Première remarque : les travailleurs en Allemagne seront moins nombreux, le travail (c’est à dire l’emploi) y sera toujours présent. Du moins en 2025, les déclinistes les plus sombres ne prévoient pas de baisse d’activité à relatif court terme dans ce pays.. Et si c’était une chance pour les pays européens voisins (et pas seulement, bien sûr) ?  Aurons-nous en France d’ici dix ans retrouvé le plein emploi, particulièrement dans les secteurs productifs ? Cela reste incertain et demandera sans doute plus de temps, même dans une vision positive et volontariste de notre pays.

Dans cette période de transition, l’emploi en Allemagne peut-il être une chance pour les jeunes français qui seront justement en âge d’y accéder ? Très simplement, je le crois, à condition que nous ayons l’intelligence de ne pas l’exclure et, par exemple, de favoriser l’apprentissage de l’allemand dès aujourd’hui, lequel malgré l’espéranto anglais, constituera et constitue déjà  une plus-value considérable pour accéder là-bas à des emplois de qualité.

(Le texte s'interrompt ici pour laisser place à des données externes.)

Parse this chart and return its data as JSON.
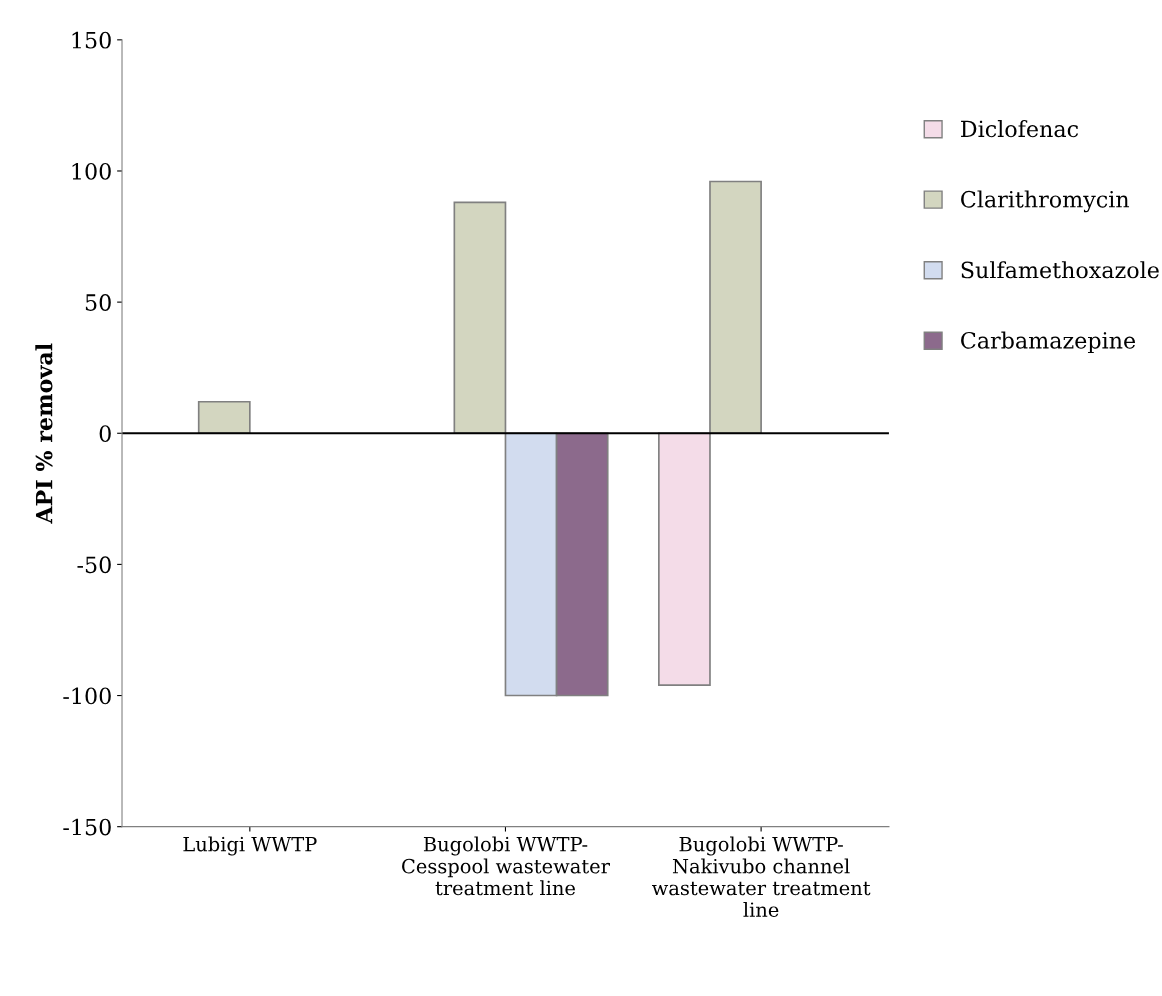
{
  "chart_data": {
    "type": "bar",
    "ylabel": "API % removal",
    "categories": [
      "Lubigi WWTP",
      "Bugolobi WWTP-\nCesspool wastewater\ntreatment line",
      "Bugolobi WWTP-\nNakivubo channel\nwastewater treatment\nline"
    ],
    "series": [
      {
        "name": "Diclofenac",
        "color": "#f4dce8",
        "values": [
          null,
          null,
          -96
        ]
      },
      {
        "name": "Clarithromycin",
        "color": "#d3d6c0",
        "values": [
          12,
          88,
          96
        ]
      },
      {
        "name": "Sulfamethoxazole",
        "color": "#d2dcef",
        "values": [
          null,
          -100,
          null
        ]
      },
      {
        "name": "Carbamazepine",
        "color": "#8c6a8c",
        "values": [
          null,
          -100,
          null
        ]
      }
    ],
    "ylim": [
      -150,
      150
    ],
    "yticks": [
      -150,
      -100,
      -50,
      0,
      50,
      100,
      150
    ],
    "ref_lines": [
      {
        "axis": "y",
        "value": 0,
        "color": "#000000"
      }
    ],
    "grid": false,
    "legend": "right"
  }
}
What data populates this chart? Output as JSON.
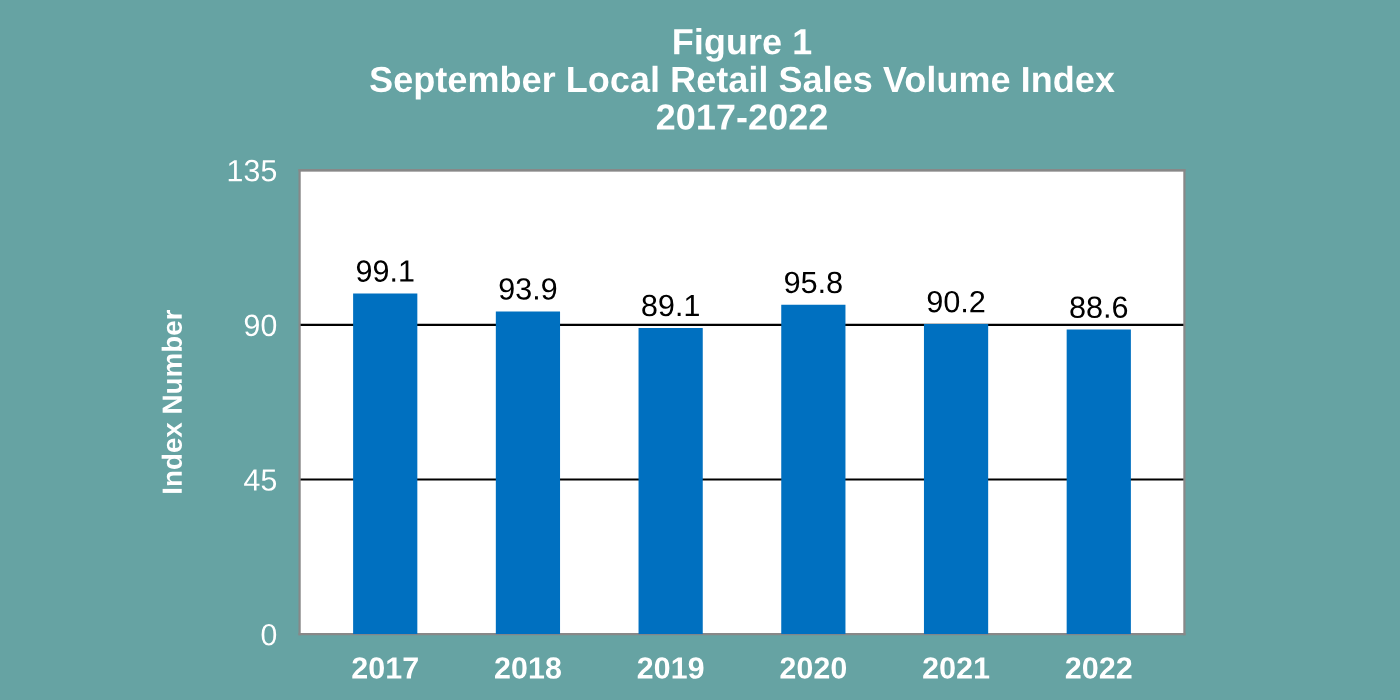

Deuxième aspect : les âgés. De plus en plus nombreux, de plus en plus âgés, ou plutôt accédant en nombre à des âges que l’on considérait il y a 20 ans comme remarquables. De plus en plus désireux de qualité de vie et, comme chez nous, majoritairement et longtemps en bonne forme. Avec un détail en plus : les générations qui accèdent aujourd’hui à l’âge, ne sont pas dépourvues de moyens financiers.

Une chance pour des territoires attractifs comme notre future grande région. Je chausse ici la casquette de « Silver Economiste » que nous avons cousue, aux couleurs nationales avec Arnaud Montebourg lors de mes deux années ministérielles et que je décline aujourd’hui avec Alain Rousset pour notre future grande Aquitaine.

Les trois territoires (Aquitaine, Limousin, Poitou-Charentes) de cette future grande région n’ont que des atouts, et en premier lieu l’attractivité côtière de l’Aquitaine et de Poitou-Charentes ; mais aussi la gastronomie, l’oenotourisme et le haut niveau de services dans nos territoires (santé en particulier). Et si nous anticipions là-aussi ?

Les Allemands sont attirés par nos régions à l’égal des Anglais qui y occupent aujourd’hui des villages entiers. Le handicap pour nos voisins germaniques ? La langue, puisque là aussi personne n’anticipe et n’imagine qu’un hôtel, une station balnéaire ou thermale, un hôpital, où quelques pimpins parleraient convenablement la langue de Goethe constitueraient un réel atout pour que nos voisins y viennent en visite et y trouvent l’envie de prendre racine.

Laurent Fabius est venu récemment à Bordeaux saluer l’élection de la ville au titre de « destination privilégiée 2015 ». Pour autant, voyez-vous en nombre des publicités pour des locations de villas ou de résidences, des échanges d’appartement .. en nombre dans la « Süddeutsche Zeitung » ou  la « Frankfurter Allgemeine ».  Eh bien, que nenni ! Non plus qu’il n’y a, même en été, de lignes directes entre notre Région et  les principales villes allemandes.

A vrai dire, nous devrions sans doute, outre la langue, peaufiner un peu nos qualités d’accueil et mieux mesurer le goût de nos voisins pour ce qui fonctionne plutôt que pour ce qui a le cachet de l’antique..  Mais, bon, l’amélioration n’est pas exclue de part et d’autre.

Résolument positive, je demeure persuadée que la transition démographique ouvrira un champ d’opportunités considérables et en particulier d’échanges et de partenariats européens auxquels nous ne pensons même pas aujourd’hui. Et c’est bien là le problème.